The state made no immediate statement Ministry or US Embassy in Iraq at the attack on Sunday.
No one assumed responsibility for the attack that took place after sunset, when many Baghdad residents broke their fast in their home during the holy Muslim month of Ramadan] Associated Press reporters on the east side of the Tigris, opposite the Green Zone, heard an explosion after which sirens briefly sounded in Baghdad.
Iraqi military spokesman Brig. Gen. Yahya Rasoul told the Associated Press that a Katyusha rocket had fallen near the statue of the Unknown Soldier, less than a mile from the US Embassy. He said the military was investigating the cause but that the rocket was believed to have been fired by Ostbagdad. The area is home to Iranian-backed Shia militias.
Shortly thereafter, the rocket launcher was discovered by security forces in the eastern neighborhood of the Wihda, according to a security official who spoke on condition of anonymity because he was not authorized to speak the media. The official also said that the roads leading to the Green Zone had been temporarily closed for security reasons before being reopened as usual.
The Iraqi state news agency said a Katyusha rocket crashed in the Green Zone without claiming any casualties.
As tensions between the US and Iran escalated, there was concern that Baghdad might be in the middle again, just as it is on the road to recovery. The country hosts more than 5,000 US soldiers and houses powerful Iranian-backed militias, some of whom are calling for the withdrawal of these US forces.

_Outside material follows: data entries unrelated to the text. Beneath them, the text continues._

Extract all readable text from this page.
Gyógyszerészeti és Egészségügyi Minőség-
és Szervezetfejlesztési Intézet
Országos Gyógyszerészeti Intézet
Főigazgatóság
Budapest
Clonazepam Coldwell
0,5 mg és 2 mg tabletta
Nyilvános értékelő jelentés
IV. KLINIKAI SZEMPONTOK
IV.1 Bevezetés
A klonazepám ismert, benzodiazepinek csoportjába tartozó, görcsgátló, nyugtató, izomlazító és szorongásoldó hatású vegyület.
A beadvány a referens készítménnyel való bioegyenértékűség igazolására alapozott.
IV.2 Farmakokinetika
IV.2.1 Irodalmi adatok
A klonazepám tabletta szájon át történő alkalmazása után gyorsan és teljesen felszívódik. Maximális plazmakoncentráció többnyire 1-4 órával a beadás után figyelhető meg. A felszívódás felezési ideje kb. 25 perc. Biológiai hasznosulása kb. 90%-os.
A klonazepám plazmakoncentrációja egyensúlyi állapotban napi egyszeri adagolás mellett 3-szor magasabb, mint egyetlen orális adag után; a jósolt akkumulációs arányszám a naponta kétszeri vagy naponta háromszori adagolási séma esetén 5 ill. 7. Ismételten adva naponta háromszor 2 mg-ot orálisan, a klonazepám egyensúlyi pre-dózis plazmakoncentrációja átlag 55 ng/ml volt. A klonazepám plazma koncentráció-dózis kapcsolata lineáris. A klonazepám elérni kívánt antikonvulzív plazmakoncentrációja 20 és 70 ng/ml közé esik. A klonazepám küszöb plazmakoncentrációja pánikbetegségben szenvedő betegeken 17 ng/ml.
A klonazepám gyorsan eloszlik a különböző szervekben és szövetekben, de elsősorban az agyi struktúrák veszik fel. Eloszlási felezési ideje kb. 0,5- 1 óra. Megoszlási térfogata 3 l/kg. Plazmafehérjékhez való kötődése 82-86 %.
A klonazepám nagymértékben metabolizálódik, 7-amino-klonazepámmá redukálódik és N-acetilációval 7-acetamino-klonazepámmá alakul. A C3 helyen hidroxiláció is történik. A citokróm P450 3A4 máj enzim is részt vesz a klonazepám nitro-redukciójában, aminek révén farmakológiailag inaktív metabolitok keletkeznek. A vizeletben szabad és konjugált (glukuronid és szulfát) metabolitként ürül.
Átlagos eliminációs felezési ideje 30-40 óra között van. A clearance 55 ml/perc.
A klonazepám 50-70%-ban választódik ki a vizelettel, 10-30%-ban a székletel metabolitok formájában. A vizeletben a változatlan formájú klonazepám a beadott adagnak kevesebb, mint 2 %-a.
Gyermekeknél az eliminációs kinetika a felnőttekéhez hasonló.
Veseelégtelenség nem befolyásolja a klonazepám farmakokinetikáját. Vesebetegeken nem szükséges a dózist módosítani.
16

US forces withdrew from Iraq in 2011, but returned in 2014 at the invitation of Iraq to help fight the Islamic State Group after occupying large areas in the north and west of the country, including the country's second largest city Iraq, Mosul. A US-led coalition provided crucial air support as the Iraqi forces banded together to drive IS out of a costly three-year campaign. Iranian-backed militias, along with US-backed Iraqi forces, fought ISIS and gained influence and power.
In an escalating conflict between the US and Iran, Iraq is once again at risk of involvement in the power game. An attack on US interests in Iraq would be detrimental to the country's recent efforts to restore and regain its status in the Arab world.
On May 8, US Secretary of State Mike Pompeo embarked on a previously unannounced trip to the Iraqi capital after a sudden denial of a visit to Germany, telling the Iraqi intelligence agency that the US had picked up intelligence information that Iran's American interests threatened in the Middle East, even though he said two Iraqi officials said nothing.
A Few Days Later As tensions between the US and Iran continued to grow, the US State Department ordered all non-essential government officials to leave the country.
The employees of the energy giant ExxonMobil have begun to evacuate from an oil field in the southern Iraqi province of Basra.